The Minimum Mining Tax
The applicable rate for computing the minimum mining tax is 1% of the first $80M of output at the mine shaft head (which is determined by adding certain elements, such as the operator’s gross value of the annual output of a given mine, and deducting specific expenses relating to that mine), and 4% of the output value at the mine shaft head in excess of $80M. In the case where an operator is associated with one or more other operators during a given fiscal year, the $80M output at the mine shaft head threshold to which the reduced rate applies must be shared between the associated operators.
Payments made by an operator on account of the minimum mining tax would give rise to a non-refundable credit that may be claimed by the operator in a relevant fiscal year, where the operator is required to pay mining duties corresponding to the mining tax on its annual profit.
Amendments to Mining Tax on Annual Profit
In addition, for fiscal years beginning after December 31, 2013, the calculation of an operator’s annual earnings from a mine will be changed in order to take into account a newly enhanced processing allowance and modifications to the depreciation allowance (see "Depreciation Rules" and "Enhanced Processing Allowance" below). The other rules applicable to the calculation of an operator’s annual earnings from a mine and annual profit currently provided under the Mining Tax Act will remain unchanged.
The mining tax on annual profit will be calculated using progressive rates based on profit margins ranging from 16% to 28%, with a maximum effective tax rate of 22.9%. Each of the three rates will apply to a portion of the operator’s annual profit that will be allocated to the applicable segments of an operator’s profit margin.
Other Notable Highlights
New Depreciation Rules
A depreciation allowance will be granted to the operator in computing the output value at the mine shaft head, but this depreciation allowance will be limited to properties that are used in mining operation activities from the first accumulation site of the mineral substance after it is removed from the mine. Four new classes of depreciable properties will be created for such purpose and, generally, depreciation allowance related to these new classes will be computed on a straight-line basis.
Consequences Related to Termination of Mining Operations or Where a Property Ceases to Be Used
An operator who ceases, as of May 6, 2013, to be an operator for the purposes of the Mining Tax Act will be deemed to have disposed of the depreciable property that it uses in the mining operation immediately before such time for proceeds of disposition equal to the lesser of (i) the fair market value and (ii) the capital cost of such property at that time.
Similar amendments will be made such that an operator that ceases, at a particular time, to actually use certain properties in a mining operation will be deemed to have disposed of such property, at such time, for proceeds of disposition equal to the lesser of (i) the fair market value and (ii) the capital cost of such property at that time.
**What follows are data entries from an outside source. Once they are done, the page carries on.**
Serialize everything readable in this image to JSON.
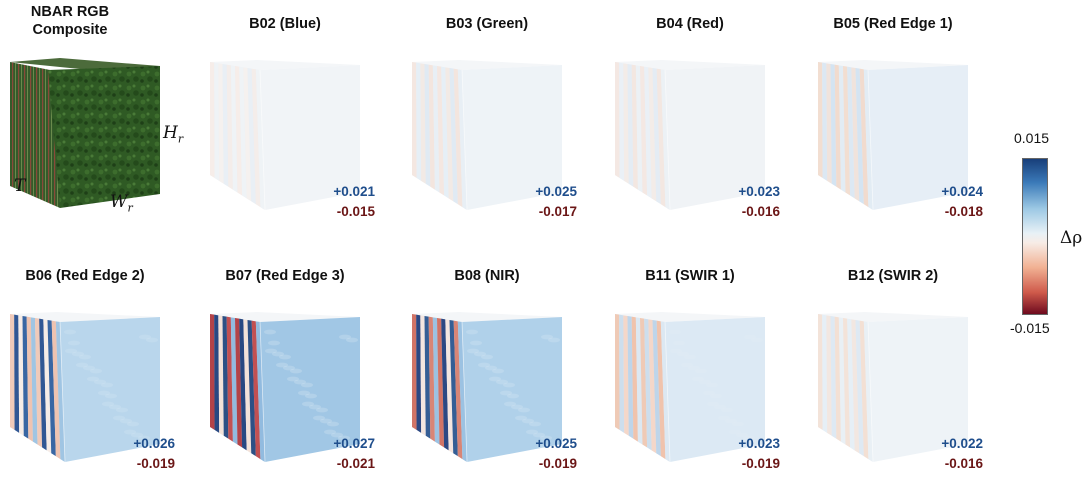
{
  "rgb": {
    "title_line1": "NBAR RGB",
    "title_line2": "Composite",
    "axis_h": "H",
    "axis_h_sub": "r",
    "axis_w": "W",
    "axis_w_sub": "r",
    "axis_t": "T"
  },
  "colorbar": {
    "max_label": "0.015",
    "min_label": "-0.015",
    "label": "Δρ",
    "max_value": 0.015,
    "min_value": -0.015
  },
  "panels": [
    {
      "title": "B02 (Blue)",
      "max_label": "+0.021",
      "min_label": "-0.015",
      "intensity": 0.05,
      "front": "#f1f4f7",
      "side_base": "#eef0f3",
      "stripes": [
        "#f6ece8",
        "#eef2f6",
        "#f4f0ee",
        "#e8eef4",
        "#f3ece9",
        "#eef2f5"
      ]
    },
    {
      "title": "B03 (Green)",
      "max_label": "+0.025",
      "min_label": "-0.017",
      "intensity": 0.12,
      "front": "#eef3f7",
      "side_base": "#edf0f3",
      "stripes": [
        "#f4e6df",
        "#e6eef5",
        "#f2e9e4",
        "#dfe9f2",
        "#f3e4dc",
        "#e8eef4"
      ]
    },
    {
      "title": "B04 (Red)",
      "max_label": "+0.023",
      "min_label": "-0.016",
      "intensity": 0.1,
      "front": "#f0f3f6",
      "side_base": "#eef0f3",
      "stripes": [
        "#f3e7e1",
        "#e9eff5",
        "#f2ebe7",
        "#e3ebf3",
        "#f2e6df",
        "#ebf0f4"
      ]
    },
    {
      "title": "B05 (Red Edge 1)",
      "max_label": "+0.024",
      "min_label": "-0.018",
      "intensity": 0.2,
      "front": "#e6eef6",
      "side_base": "#ecf0f3",
      "stripes": [
        "#f2dccf",
        "#dbe7f2",
        "#f0e2da",
        "#d3e3f1",
        "#f1d9cb",
        "#e2ebf3"
      ]
    },
    {
      "title": "B06 (Red Edge 2)",
      "max_label": "+0.026",
      "min_label": "-0.019",
      "intensity": 0.7,
      "front": "#b9d6ec",
      "side_base": "#e9ecf0",
      "stripes": [
        "#f0c8b5",
        "#274f8e",
        "#f7ece6",
        "#2f5f9e",
        "#eec1ad",
        "#9cc3e1"
      ]
    },
    {
      "title": "B07 (Red Edge 3)",
      "max_label": "+0.027",
      "min_label": "-0.021",
      "intensity": 1.0,
      "front": "#a1c7e5",
      "side_base": "#e5e8ec",
      "stripes": [
        "#b03a3f",
        "#1e3f7c",
        "#f3e1d8",
        "#23487f",
        "#c0484a",
        "#8db8de"
      ]
    },
    {
      "title": "B08 (NIR)",
      "max_label": "+0.025",
      "min_label": "-0.019",
      "intensity": 0.85,
      "front": "#b0d1ea",
      "side_base": "#e7eaee",
      "stripes": [
        "#d06e5e",
        "#223f7c",
        "#f4e6de",
        "#2b568f",
        "#d7806f",
        "#98c0e0"
      ]
    },
    {
      "title": "B11 (SWIR 1)",
      "max_label": "+0.023",
      "min_label": "-0.019",
      "intensity": 0.35,
      "front": "#dce9f4",
      "side_base": "#ebeef2",
      "stripes": [
        "#efc7b2",
        "#cbdcec",
        "#f4d5c6",
        "#bcd3e9",
        "#f0c0a8",
        "#dbe7f1"
      ]
    },
    {
      "title": "B12 (SWIR 2)",
      "max_label": "+0.022",
      "min_label": "-0.016",
      "intensity": 0.12,
      "front": "#eef3f7",
      "side_base": "#edf0f3",
      "stripes": [
        "#f3e1d7",
        "#e6eef5",
        "#f2e6df",
        "#dde8f2",
        "#f3ded2",
        "#e9eff4"
      ]
    }
  ]
}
Enhanced Processing Allowance
The processing allowance has been enhanced in order to allow an operator that is engaged in processing activities in Québec to benefit, depending on the type of mineral and type of processing activities being carried out, from new increased rates. The rates range from 10% to 13% where the operator does not carry out smelting or refining, or where it carries out smelting or refining exclusively outside Québec. Where the operator carries out smelting or refining in Québec, the rates will vary between 10% and 20% of the capital cost of the property used for such activities, depending on certain specific requirements. In all cases, the processing allowance is subject to limits.
Reduction of the Adjusted Annual Loss
The computation of the annual loss on which the credit on duties refundable for losses is based will be adjusted to take the enhancements of the processing allowance into account.